Le rapport d’Amnesty International Gambie : la peur règne fait état de violations des droits humains par l’armée, l’agence nationale de renseignements et la police, utilisées par le gouvernement pour étouffer toute opposition, notamment après la tentative de coup d’État de mars 2006. Le rapport s’appuie sur des entretiens menés avec des personnes victimes d’atteintes à leurs droits fondamentaux en Gambie entre octobre 2007 et septembre 2008.

Dans son rapport, Amnesty International s’interroge sur une trentaine d’affaires dans lesquelles des personnes sont détenues sans avoir été inculpées. Beaucoup n’ont pas été autorisées à contacter leurs familles ou leurs avocats et sont incarcérées dans des conditions déplorables à la prison Mile 2.

L’organisation souligne aussi que l’absence de respect des règles du droit et de la justice de la part du gouvernement rend difficile la lutte contre l’impunité en Gambie. Les avocats sont réticents à accepter des dossiers d’atteintes aux droits humains par crainte des représailles et les familles des victimes n’osent pas parler. Les médias, pour la plupart, pratiquent l’autocensure par peur des arrestations, des amendes, des menaces et agressions physiques dont sont victimes ceux qui sont accusés de critiquer le gouvernement. Toute opposition publique a cessé.

Un défenseur des droits humains a expliqué à Amnesty International : Une fois que vous êtes arrêté [en Gambie], vous êtes hors de la protection de la loi et soumis à toutes sortes d’atteintes à vos droits fondamentaux de la part de la police, de l’armée et de l’agence nationale de renseignements.

La peur règne à présent en Gambie où toute personne perçue comme ennemie du gouvernement risque à tout moment d’être arrêtée, torturée, voire tuée, selon Tania Bernath.
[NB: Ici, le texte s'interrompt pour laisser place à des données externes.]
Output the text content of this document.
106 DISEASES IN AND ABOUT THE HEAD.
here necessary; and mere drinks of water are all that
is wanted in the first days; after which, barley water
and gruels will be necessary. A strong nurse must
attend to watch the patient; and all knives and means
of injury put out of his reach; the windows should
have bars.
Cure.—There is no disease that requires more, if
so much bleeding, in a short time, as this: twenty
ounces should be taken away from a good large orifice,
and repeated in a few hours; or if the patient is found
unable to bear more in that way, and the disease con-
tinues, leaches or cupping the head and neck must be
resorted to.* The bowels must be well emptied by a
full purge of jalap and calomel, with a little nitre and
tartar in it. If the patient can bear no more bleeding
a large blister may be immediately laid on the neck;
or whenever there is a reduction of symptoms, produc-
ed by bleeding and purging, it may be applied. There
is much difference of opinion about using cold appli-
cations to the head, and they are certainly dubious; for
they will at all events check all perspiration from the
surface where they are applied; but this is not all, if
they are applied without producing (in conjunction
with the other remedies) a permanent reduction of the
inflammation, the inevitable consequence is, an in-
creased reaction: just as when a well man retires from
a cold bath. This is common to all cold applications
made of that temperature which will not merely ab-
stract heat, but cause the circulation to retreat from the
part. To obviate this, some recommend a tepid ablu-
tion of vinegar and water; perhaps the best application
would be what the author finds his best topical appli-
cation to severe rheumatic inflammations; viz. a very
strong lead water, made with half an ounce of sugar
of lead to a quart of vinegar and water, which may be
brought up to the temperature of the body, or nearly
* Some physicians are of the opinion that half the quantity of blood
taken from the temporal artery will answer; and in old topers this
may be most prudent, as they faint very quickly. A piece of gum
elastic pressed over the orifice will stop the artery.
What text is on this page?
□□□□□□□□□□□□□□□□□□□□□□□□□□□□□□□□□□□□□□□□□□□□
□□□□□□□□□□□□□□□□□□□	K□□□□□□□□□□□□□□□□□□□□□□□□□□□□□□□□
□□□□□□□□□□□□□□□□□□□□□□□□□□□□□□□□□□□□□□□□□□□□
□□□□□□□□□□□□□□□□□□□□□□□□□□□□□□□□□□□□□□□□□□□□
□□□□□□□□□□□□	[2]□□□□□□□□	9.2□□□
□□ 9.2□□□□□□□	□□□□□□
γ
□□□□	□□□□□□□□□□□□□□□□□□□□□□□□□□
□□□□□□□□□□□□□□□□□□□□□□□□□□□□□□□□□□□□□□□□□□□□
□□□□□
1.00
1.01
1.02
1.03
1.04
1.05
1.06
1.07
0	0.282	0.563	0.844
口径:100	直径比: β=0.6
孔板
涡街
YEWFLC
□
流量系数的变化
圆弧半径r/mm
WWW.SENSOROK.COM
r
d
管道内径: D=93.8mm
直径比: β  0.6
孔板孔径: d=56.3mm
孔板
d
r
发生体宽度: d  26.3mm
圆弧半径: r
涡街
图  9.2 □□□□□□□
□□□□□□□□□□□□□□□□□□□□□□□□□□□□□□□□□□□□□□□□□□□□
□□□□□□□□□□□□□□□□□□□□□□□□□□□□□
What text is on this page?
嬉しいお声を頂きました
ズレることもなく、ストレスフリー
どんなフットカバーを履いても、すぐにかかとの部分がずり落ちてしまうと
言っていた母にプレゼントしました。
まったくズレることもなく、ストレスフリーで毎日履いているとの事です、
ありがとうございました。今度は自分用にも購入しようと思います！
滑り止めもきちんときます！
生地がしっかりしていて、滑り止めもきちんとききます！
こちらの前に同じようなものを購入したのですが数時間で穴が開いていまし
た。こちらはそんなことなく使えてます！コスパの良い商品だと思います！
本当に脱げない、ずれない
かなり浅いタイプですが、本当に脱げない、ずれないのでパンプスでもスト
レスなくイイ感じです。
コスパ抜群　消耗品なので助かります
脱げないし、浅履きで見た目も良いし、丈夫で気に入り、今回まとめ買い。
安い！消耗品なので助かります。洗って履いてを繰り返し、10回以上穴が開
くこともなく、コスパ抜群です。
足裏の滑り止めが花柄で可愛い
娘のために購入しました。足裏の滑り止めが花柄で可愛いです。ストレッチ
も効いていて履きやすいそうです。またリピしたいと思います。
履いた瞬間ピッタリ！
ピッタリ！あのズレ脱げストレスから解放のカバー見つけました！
Nous demandons instamment au gouvernement gambien d’intégrer dans le droit national les normes du droit international relatif aux droits humains, de cesser de recourir à la torture et aux exécutions extrajudiciaires et de libérer toutes les personnes détenues sans avoir été inculpées.

En outre, Amnesty International appelle le gouvernement à enquêter sur les allégations de torture, mauvais traitements, détentions illégales et disparitions, à rendre publiques les conclusions de ces enquêtes et à poursuivre en justice les responsables présumés de tels actes.

D’autres organisations font écho à ces appels à l’action. La communauté internationale et les membres de l’Union africaine ne doivent pas fermer les yeux sur ce qui se passe en Gambie. Il faut faire pression sur les autorités gambiennes pour s’assurer que le gouvernement prend au sérieux ses obligations internationales en matière de droits humains, a déclaré Adetokunbo Mumuni, directeur exécutif de l’organisation non gouvernementale SERAP (Socio-Economic Rights and Accountability Project).

Si la Commission africaine adoptait une résolution sur la Gambie, ce serait un pas important en vue d’un plus grand respect des droits humains en Gambie, et un rappel au gouvernement de son obligation d’agir de bonne foi pour mettre fin à la culture d’impunité ancrée dans le pays qui alimente les atteintes aux droits humains , a déclaré Stella Amadi, du Centre pour la démocratie et le développement.

Note aux rédactions

En raison du risque élevé de représailles contre les personnes ayant parlé à Amnesty International, de nombreux témoignages figurant dans le rapport sont anonymes. Les entretiens avec des personnes ont souvent été menés en dehors de la Gambie pour s’assurer de leur sécurité.

Amnesty International travaille avec d’autres organisations non gouvernementales nationales et internationales à l’adoption d’une résolution spécifique sur la Gambie par la Commission africaine des droits de l’homme et des peuples. Parmi ces organisations on peut citer l’Open Society Justice Initiative, le Centre pour la démocratie et le développement, le SERAP (Socio-Economic Rights and Accountability Project), le Centre de recherche et de documentation pour les défenseurs des droits des femmes et la Fondation pour les médias en Afrique de l’Ouest. La Commission africaine des droits de l’homme et des peuples a son siège en Gambie.